For Krastev and Holmes, the absence of an ideological alternative to Westernisation did not heal Europe’s fraught asymmetry between the postsocialist imitators and the imitated West. In a strange twist, authoritarian regimes began influencing consolidated democracies in the West. This “Age of Imitation” has opened up a new global space of competition and confrontation, in which in-transition democracies and their political leaderships began mirroring one another and turning dilemmas and incoherencies of liberal democracy to serve vested interests on regional and domestic ground. 

Central-East Europe resembles the figure of Frankenstein: a region assembled by second-rate replicas. If Hungary and Poland are the two most-discussed Frankenstates, then Victor Orbán’s and Jarosław Kaczynski’s political leaderships are anything but two opportunistic models of illiberalism. After securing consensus at home, their “minority revolt” discourse against Brussels, the new Moscow, has been rhetorically employed in opposition to the once-embraced (but now-detested) affiliation with the Western hegemonic power. As Krastev and Holmes noticed, universalism has turned out to represent the particularism of the rich – namely, a new model of values, norms, and practices to impose on ordinary citizens and not too different from those that Communist élites had thwarted against the majority’s will. At present, the Ukrainian cause has yet again aligned Poland with the West. At the same time, however, Hungary’s bipolar position confirms that the West’s long traditions of pluralism, constitutionalism, and multiculturalism cannot replace national traditionalism and regional reminiscences. 

The bitter kiss of liberal democracy has not awakened a (still) sleeping beauty. This sparkling allegory shows how, in post-Soviet Russia, too, both authors identified how Western-like democratisation has utterly failed. In retrospect, Russia’s politics of imitation with the West has acknowledged the moral superiority of the Western-like democracy, on the one hand, but also retailed rusty mechanisms of the same liberal model of democracy to rip off the Western mask of hypocrisy, on the other hand. Abroad and at home, Russia’s mimicry has de facto exploited liberal values and norms of democracy, which, in the eyes of Russians, are neither fully possessed by the West nor let them rightly function. In imitating democracy in its first post-Soviet phase of democratisation, Moscow’s simulation has mirrored the Western modus operandi on the surface. Underneath, Russia’s war against Georgia in 2008, its 2014 annexation of Crimea, and the current war against Ukraine unravel Vladimir Putin’s spoiling tactics to replicate NATO’s intervention in Kosovo, Iraq, and Lybia. Domestically, elections are held to secure national unity rather than assuring civic rights, freedom of choice, and functioning democratic procedures and institutions. All of these show how, according to Krastev and Holmes, Russia is a managed democracy rather than an imitated one.

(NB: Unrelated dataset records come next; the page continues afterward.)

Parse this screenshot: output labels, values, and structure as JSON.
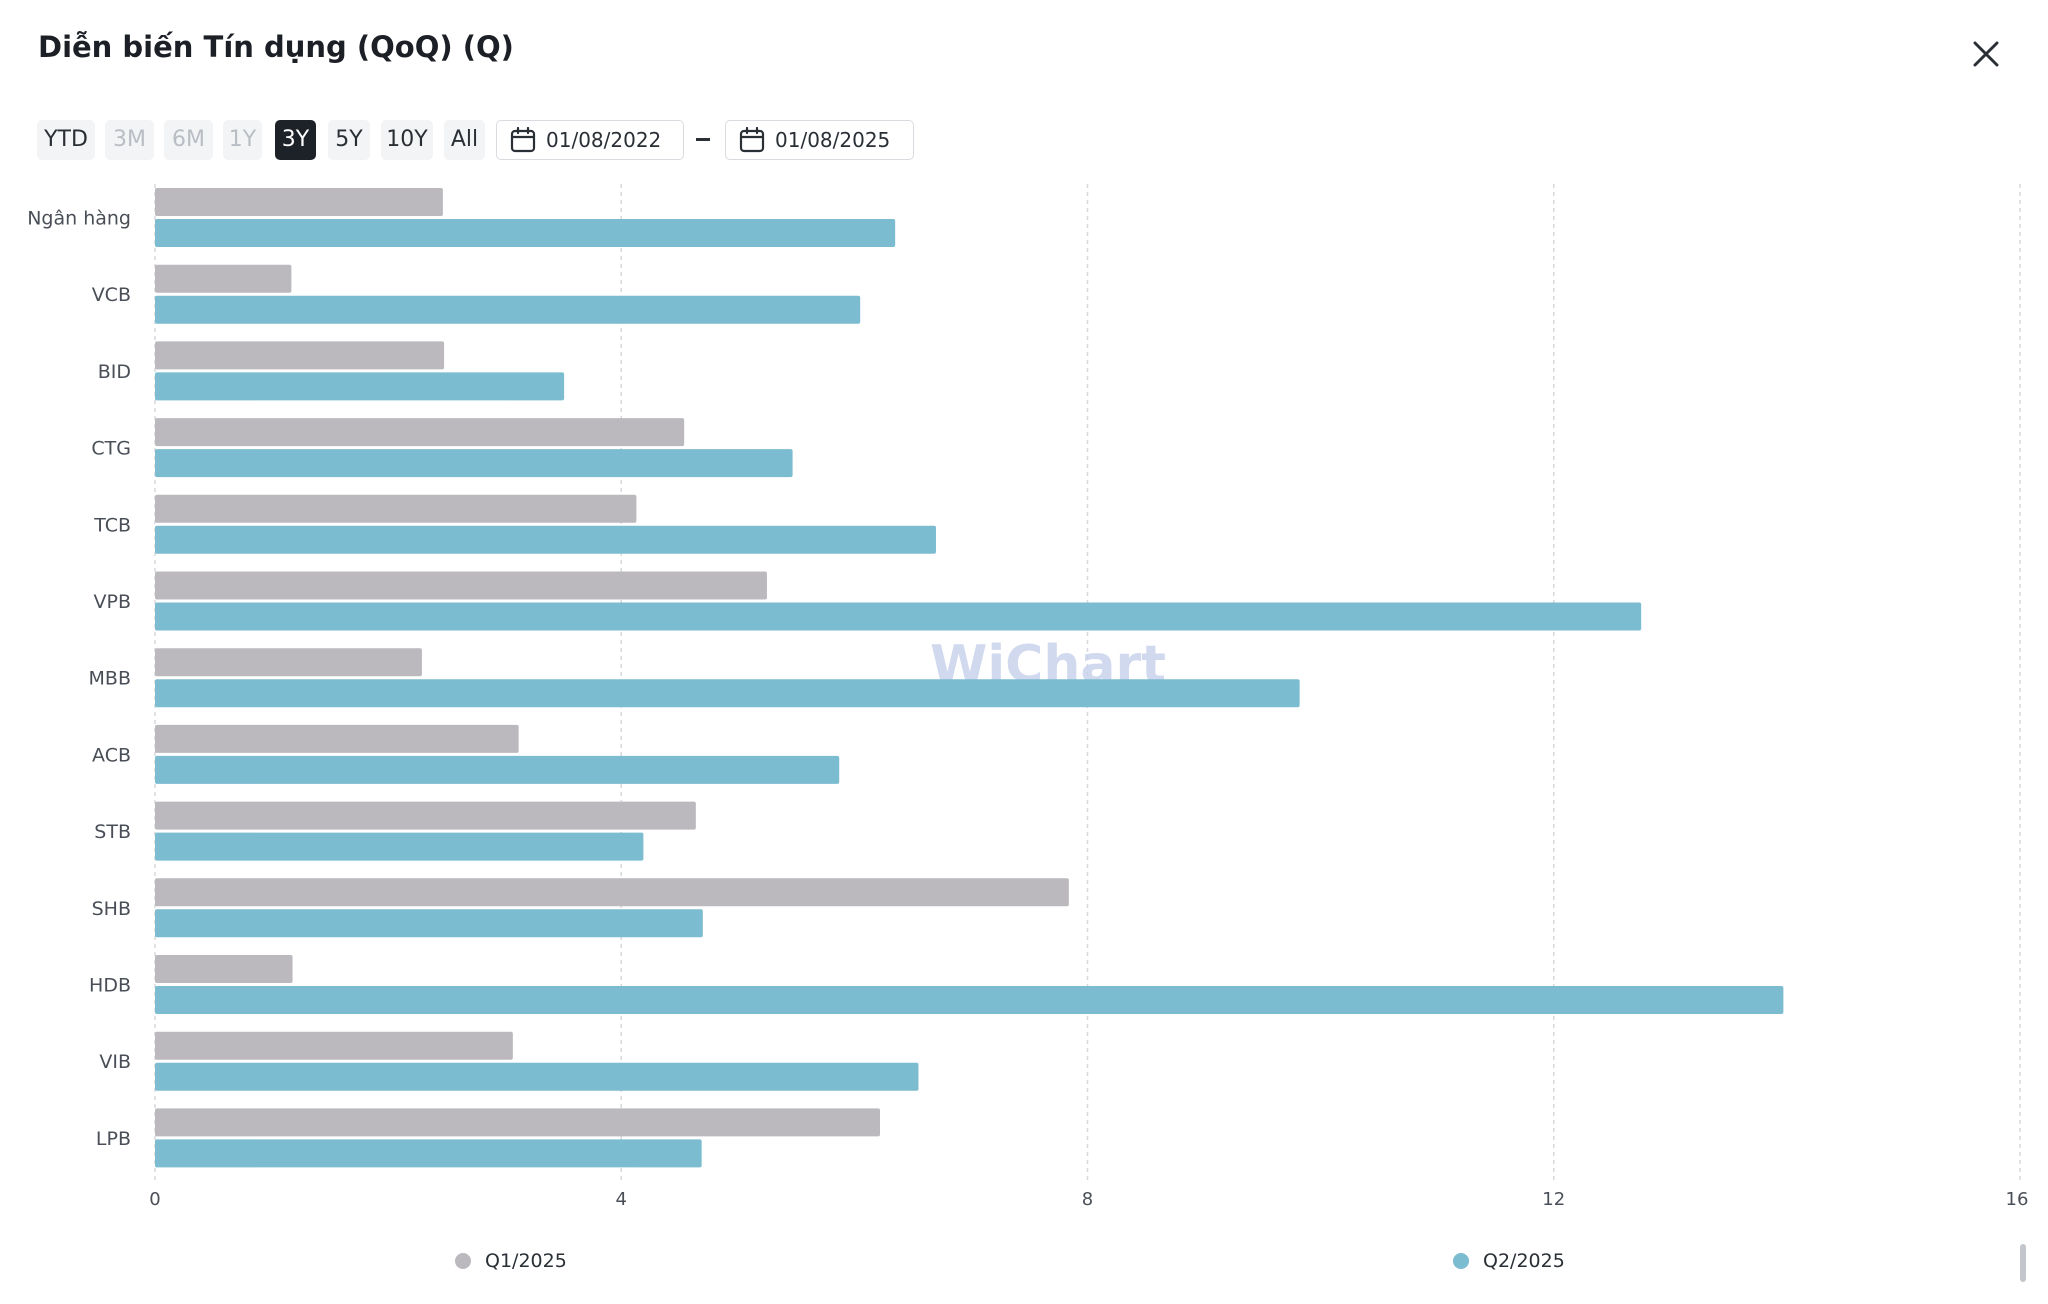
{
  "header": {
    "title": "Diễn biến Tín dụng (QoQ) (Q)",
    "close_icon": "close-icon"
  },
  "toolbar": {
    "periods": [
      {
        "label": "YTD",
        "state": "enabled"
      },
      {
        "label": "3M",
        "state": "disabled"
      },
      {
        "label": "6M",
        "state": "disabled"
      },
      {
        "label": "1Y",
        "state": "disabled"
      },
      {
        "label": "3Y",
        "state": "active"
      },
      {
        "label": "5Y",
        "state": "enabled"
      },
      {
        "label": "10Y",
        "state": "enabled"
      },
      {
        "label": "All",
        "state": "enabled"
      }
    ],
    "date_from": "01/08/2022",
    "date_to": "01/08/2025",
    "calendar_icon": "calendar-icon"
  },
  "watermark": "WiChart",
  "colors": {
    "q1": "#bbb9bd",
    "q2": "#7bbcd0",
    "grid": "#d6d8dc",
    "active_btn": "#1d2128"
  },
  "chart_data": {
    "type": "bar",
    "orientation": "horizontal",
    "categories": [
      "Ngân hàng",
      "VCB",
      "BID",
      "CTG",
      "TCB",
      "VPB",
      "MBB",
      "ACB",
      "STB",
      "SHB",
      "HDB",
      "VIB",
      "LPB"
    ],
    "series": [
      {
        "name": "Q1/2025",
        "color": "#bbb9bd",
        "values": [
          2.47,
          1.17,
          2.48,
          4.54,
          4.13,
          5.25,
          2.29,
          3.12,
          4.64,
          7.84,
          1.18,
          3.07,
          6.22
        ]
      },
      {
        "name": "Q2/2025",
        "color": "#7bbcd0",
        "values": [
          6.35,
          6.05,
          3.51,
          5.47,
          6.7,
          12.75,
          9.82,
          5.87,
          4.19,
          4.7,
          13.97,
          6.55,
          4.69
        ]
      }
    ],
    "xlim": [
      0,
      16
    ],
    "xticks": [
      0,
      4,
      8,
      12,
      16
    ],
    "grid": "vertical-dashed",
    "legend_position": "bottom"
  }
}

Also, Russia has played the role of the imitator as a preventive strategy. For the Kremlin, it has always been much better to know the West than being known by it. However, Donald Trump’s “Make America Great Again” is the result of such a political mimicry on a global scale. Experts and pundits who saw the USA through the old-fashioned prism of the post-Cold War order overlooked how the Sino-Russian alliance came to influence and expanse itself even before the first pandemic shockwave.  

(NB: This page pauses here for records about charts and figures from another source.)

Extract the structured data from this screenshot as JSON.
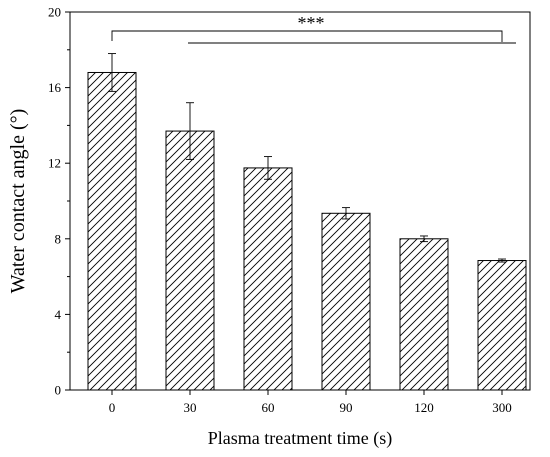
{
  "chart_data": {
    "type": "bar",
    "xlabel": "Plasma treatment time (s)",
    "ylabel": "Water contact angle (°)",
    "categories": [
      "0",
      "30",
      "60",
      "90",
      "120",
      "300"
    ],
    "values": [
      16.8,
      13.7,
      11.75,
      9.35,
      8.0,
      6.85
    ],
    "errors": [
      1.0,
      1.5,
      0.6,
      0.3,
      0.15,
      0.08
    ],
    "ylim": [
      0,
      20
    ],
    "yticks": [
      0,
      4,
      8,
      12,
      16,
      20
    ],
    "bar_fill": "hatched",
    "grid": false,
    "significance": {
      "label": "***",
      "from_category": "0",
      "to_category": "300"
    }
  }
}
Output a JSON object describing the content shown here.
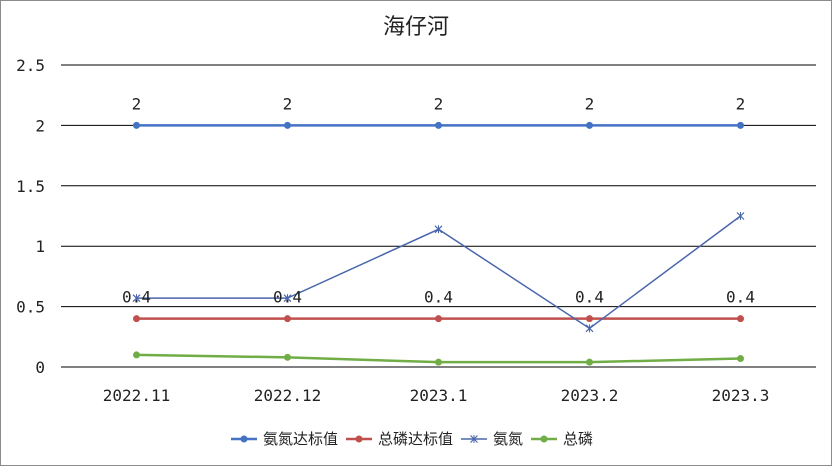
{
  "chart_data": {
    "type": "line",
    "title": "海仔河",
    "xlabel": "",
    "ylabel": "",
    "categories": [
      "2022.11",
      "2022.12",
      "2023.1",
      "2023.2",
      "2023.3"
    ],
    "ylim": [
      0,
      2.5
    ],
    "yticks": [
      "0",
      "0.5",
      "1",
      "1.5",
      "2",
      "2.5"
    ],
    "grid": true,
    "legend_position": "bottom",
    "series": [
      {
        "name": "氨氮达标值",
        "values": [
          2,
          2,
          2,
          2,
          2
        ],
        "color": "#4472c4",
        "marker": "circle",
        "show_labels": true,
        "data_labels": [
          "2",
          "2",
          "2",
          "2",
          "2"
        ]
      },
      {
        "name": "总磷达标值",
        "values": [
          0.4,
          0.4,
          0.4,
          0.4,
          0.4
        ],
        "color": "#c0504d",
        "marker": "circle",
        "show_labels": true,
        "data_labels": [
          "0.4",
          "0.4",
          "0.4",
          "0.4",
          "0.4"
        ]
      },
      {
        "name": "氨氮",
        "values": [
          0.57,
          0.57,
          1.14,
          0.32,
          1.25
        ],
        "color": "#4a66ac",
        "marker": "x",
        "show_labels": false
      },
      {
        "name": "总磷",
        "values": [
          0.1,
          0.08,
          0.04,
          0.04,
          0.07
        ],
        "color": "#70ad47",
        "marker": "circle",
        "show_labels": false
      }
    ]
  }
}
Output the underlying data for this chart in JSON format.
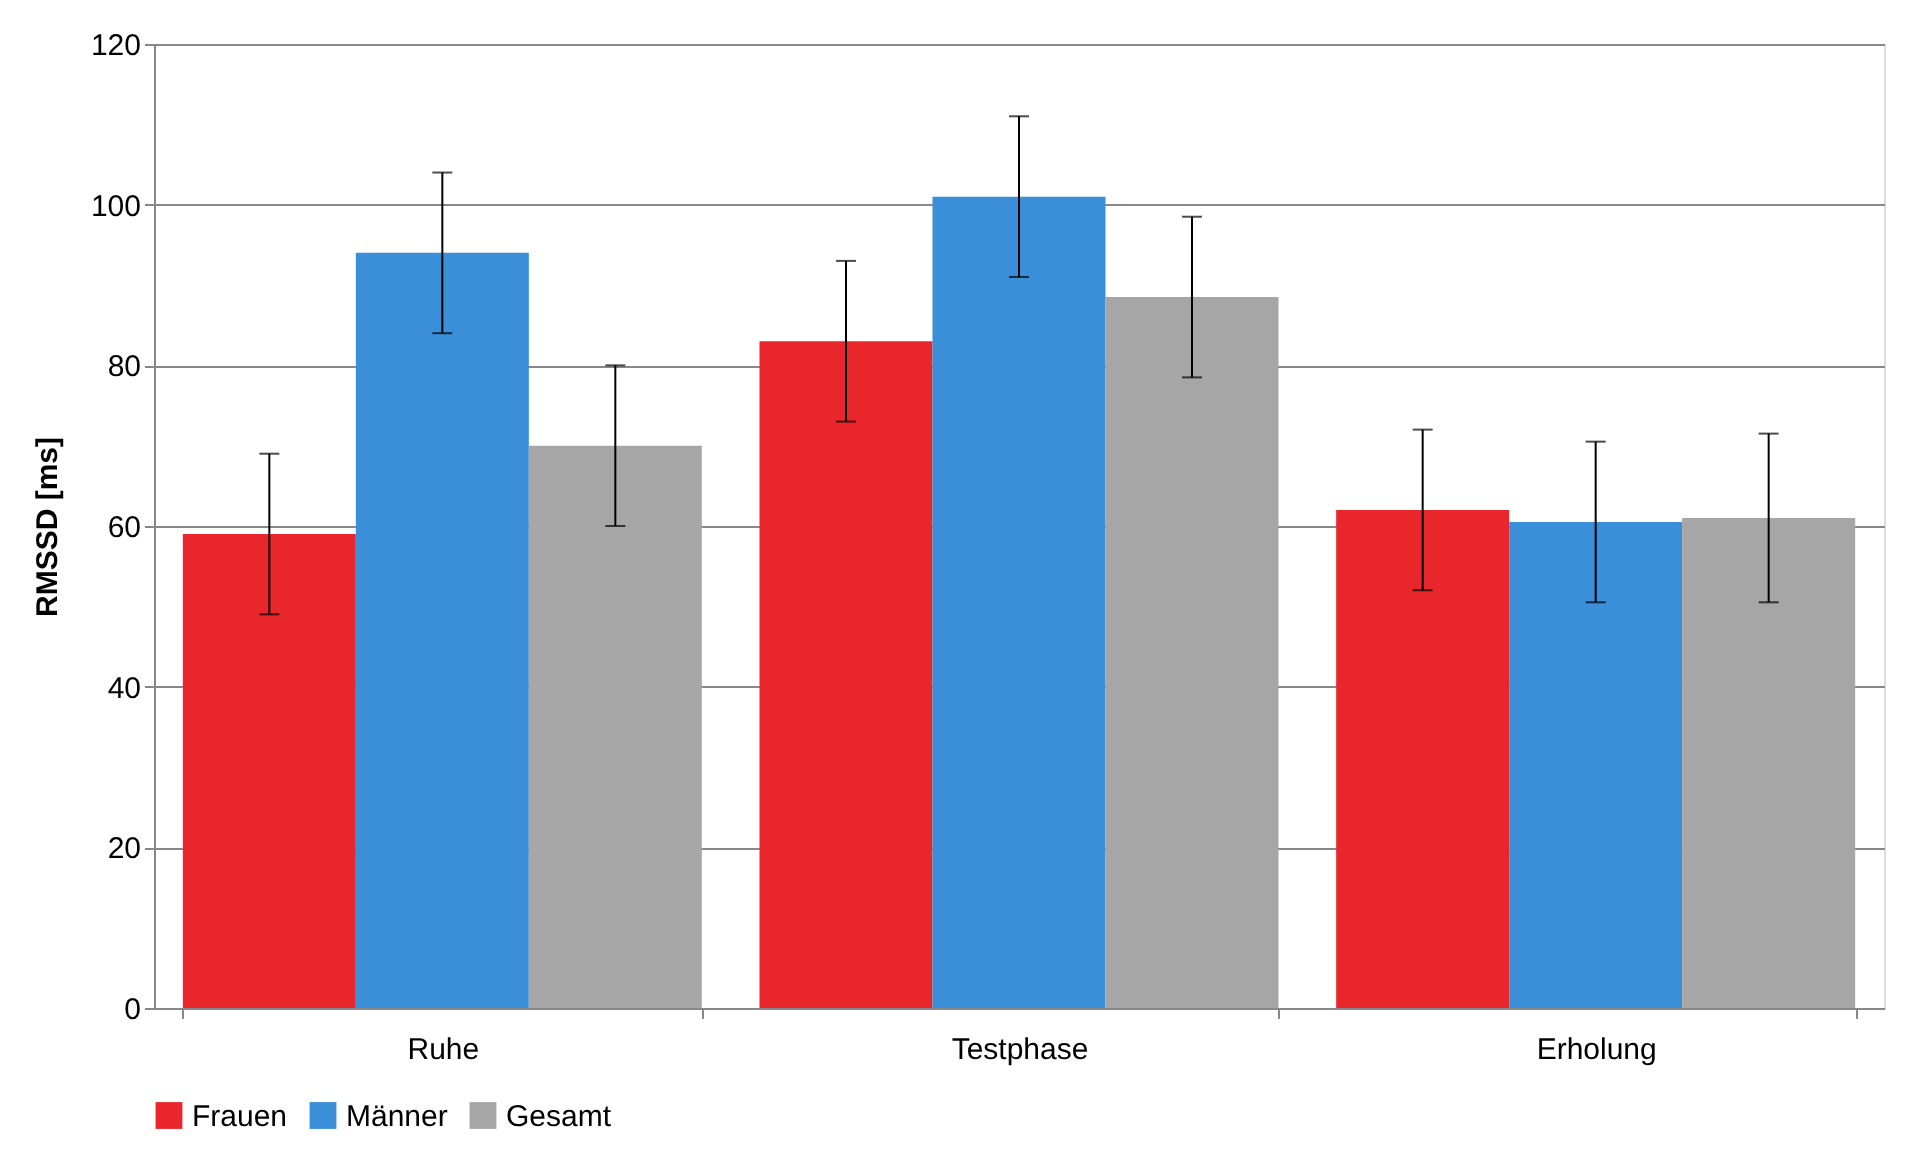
{
  "chart_data": {
    "type": "bar",
    "ylabel": "RMSSD [ms]",
    "categories": [
      "Ruhe",
      "Testphase",
      "Erholung"
    ],
    "series": [
      {
        "name": "Frauen",
        "color": "#e8262c",
        "values": [
          59,
          83,
          62
        ],
        "errors": [
          10,
          10,
          10
        ]
      },
      {
        "name": "Männer",
        "color": "#3b8fd8",
        "values": [
          94,
          101,
          60.5
        ],
        "errors": [
          10,
          10,
          10
        ]
      },
      {
        "name": "Gesamt",
        "color": "#a6a6a6",
        "values": [
          70,
          88.5,
          61
        ],
        "errors": [
          10,
          10,
          10.5
        ]
      }
    ],
    "ylim": [
      0,
      120
    ],
    "yticks": [
      0,
      20,
      40,
      60,
      80,
      100,
      120
    ],
    "grid": "y",
    "legend": "bottom"
  }
}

Throughout the book, there is little doubt that Krastev and Holmes recall quite coherently the nexus between the decline of liberal democracy and the “imitation argumentation.” The latter remains the cipher for exploring the genealogy of the brutal invasion of Russia against Ukraine and the worrisome events currently following up. When juxtaposed, The Light That Failed sheds new light on the current global dynamics, thereby revealing how imitators and imitated play their role, as well as foreseeing winners and losers of a world yet to come.